第43話 道の上に吹く風
少女は赤毛の男の背中を追いかける。
ここは大通り。
建物を挟む大通りの溝は、濁流のように、夜の凍える風が吹き抜ける。
残り陽はますます薄れ、僅かに紫色。
赤毛の男は、斜め後ろの少女へ口を開いた。
「何してる」
少女は目を伏せた。
濁流のような風が耳で渦巻き、声を遮る。
赤毛の男は口を曲げ、大きな声を出した。
「何してる」
面をゆっくりと上げて、薄緑の目を見た少女。
少女は、手を伸ばしても届かない程度の距離で男と並び、口を男へ向けて声を出す。
「あたし」
強い風が、少女の声を吹き流した。
男は口を歪める。
「はぁ?聞こえん」
少女はより男へ近づいた。
「あたし、キールリル様に仕えてて」
男は顔をしかめた。
「聞こえん」
少女はむっとしたように、口を尖らせた。
「そんな元気ない!」
それは風に巻き取られない、大きな声。
赤毛の男は小さく鼻を鳴らす。
「で?」
「だから、キールリル様……旦那様に仕えてて、それで、ここに来てた」
少女は男へより近づいた。少し肩が揺れるだけで、互いに触れることができる。
赤毛の男は頭をぼりぼり掻き、わずかに顔をしかめた。
「あ、ごめんね……えっと、神殿と言うか、障壁炉まで連れて行くのが残った仕事だから」
赤毛の男は頷くだけだった。
少女は薄緑の目を見つめて、男と同じように前を見る。
「旦那様の領地に障壁炉がある……わかるよね?」
唾をのむように喉が一度動き、男は口を開く。
「目つき悪い奴のことだろ」
少女は頷く。
「その仕事終わったらやることなくなっちゃうっていうか……旦那様亡くなったから……」
そのとき、隊列を組んで歩く、簡易な金属の鎧を身に付けた人々が正面から。大通りの脇によける。
「いつ」
「ついさっき。あのとき渡した変な鍵が旦那様」
赤毛の男は嫌悪を表すかのように、片眉を上げ、鼻の横を皺寄せた。
「あれ、あたしがそうなるところだったんだよ……怖くて、やり返して、刺さっちゃって。でも……政治とか考えたら……それでよかった……共和派の話、覚えてる?」
男の表所は元に戻り、ゆるゆると首を振る。
少女は列を成して歩く人々を顎で指した。
「キールリル様の博愛騎士団だよ。共和派もふたつあるって言ったじゃん?内と外の」
赤毛の男はすれ違う人々の顔をじっくり見る。枯葉色ではなく、りんご色の目。隣の国の血であることを意味する。

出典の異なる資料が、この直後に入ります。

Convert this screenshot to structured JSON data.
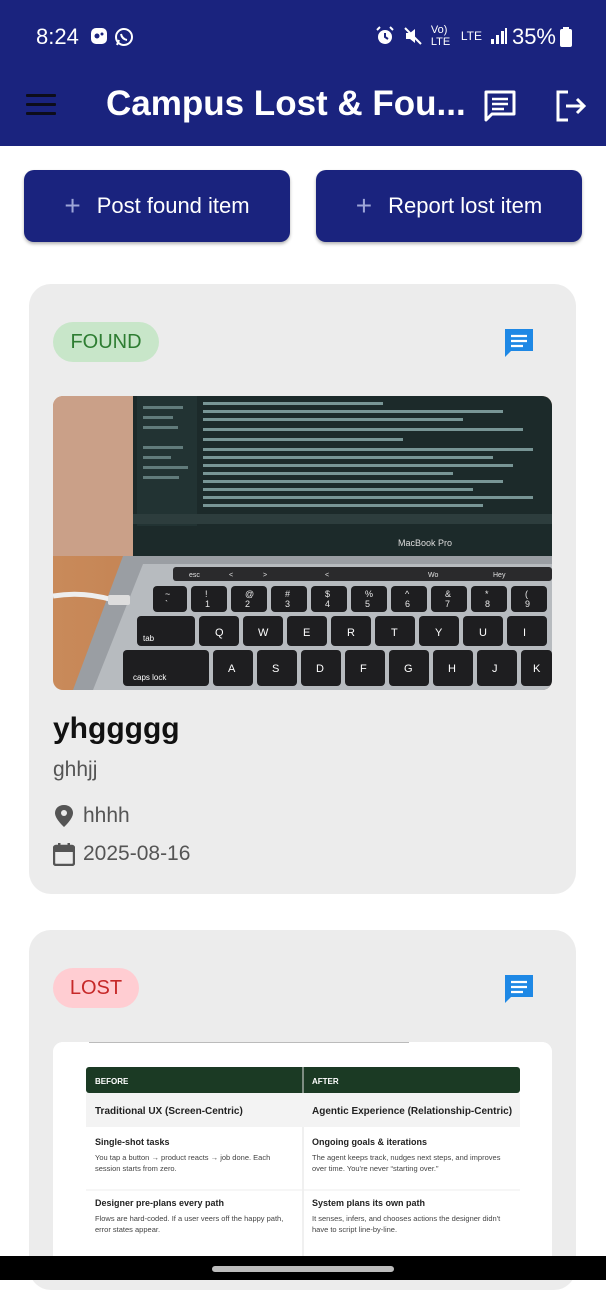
{
  "status_bar": {
    "time": "8:24",
    "network_label": "Vo) LTE",
    "lte_label": "LTE",
    "battery": "35%"
  },
  "app_bar": {
    "title": "Campus Lost & Fou...",
    "icons": [
      "menu-icon",
      "chat-icon",
      "logout-icon"
    ]
  },
  "actions": {
    "post_found": "Post found item",
    "report_lost": "Report lost item"
  },
  "items": [
    {
      "status": "FOUND",
      "status_color": "#2e7d32",
      "status_bg": "#c8e6c9",
      "title": "yhggggg",
      "description": "ghhjj",
      "location": "hhhh",
      "date": "2025-08-16",
      "photo_text": {
        "brand": "MacBook Pro",
        "keys_row1": [
          "esc",
          "<",
          ">",
          "<",
          "Wo",
          "Hey"
        ],
        "keys_row2": [
          "~",
          "!",
          "@",
          "#",
          "$",
          "%",
          "^",
          "&",
          "*",
          "("
        ],
        "keys_row2b": [
          "`",
          "1",
          "2",
          "3",
          "4",
          "5",
          "6",
          "7",
          "8",
          "9"
        ],
        "keys_row3": [
          "tab",
          "Q",
          "W",
          "E",
          "R",
          "T",
          "Y",
          "U",
          "I"
        ],
        "keys_row4": [
          "caps lock",
          "A",
          "S",
          "D",
          "F",
          "G",
          "H",
          "J",
          "K"
        ]
      }
    },
    {
      "status": "LOST",
      "status_color": "#c62828",
      "status_bg": "#ffcdd2",
      "photo_text": {
        "col1_header": "BEFORE",
        "col2_header": "AFTER",
        "col1_title": "Traditional UX (Screen-Centric)",
        "col2_title": "Agentic Experience (Relationship-Centric)",
        "r1_c1_title": "Single-shot tasks",
        "r1_c1_body": "You tap a button → product reacts → job done. Each session starts from zero.",
        "r1_c2_title": "Ongoing goals & iterations",
        "r1_c2_body": "The agent keeps track, nudges next steps, and improves over time. You're never “starting over.”",
        "r2_c1_title": "Designer pre-plans every path",
        "r2_c1_body": "Flows are hard-coded. If a user veers off the happy path, error states appear.",
        "r2_c2_title": "System plans its own path",
        "r2_c2_body": "It senses, infers, and chooses actions the designer didn't have to script line-by-line."
      }
    }
  ]
}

「キールリル様はカッツ王に忠誠を誓っているけど、イシュ王とは遠い親戚でさ。外勢力と見せかけて、実はイシュ王側に立つ御方だったんだよ」
赤毛の男は臭いもの嗅いだような顔をする。
「………おれにはわからん。そういう難しいのは」
地平線の向こうは、かすかな色の識別さえつかない雑多で薄暗いものだけ。
夕薄明の残り陽はもうすでにわずかだった。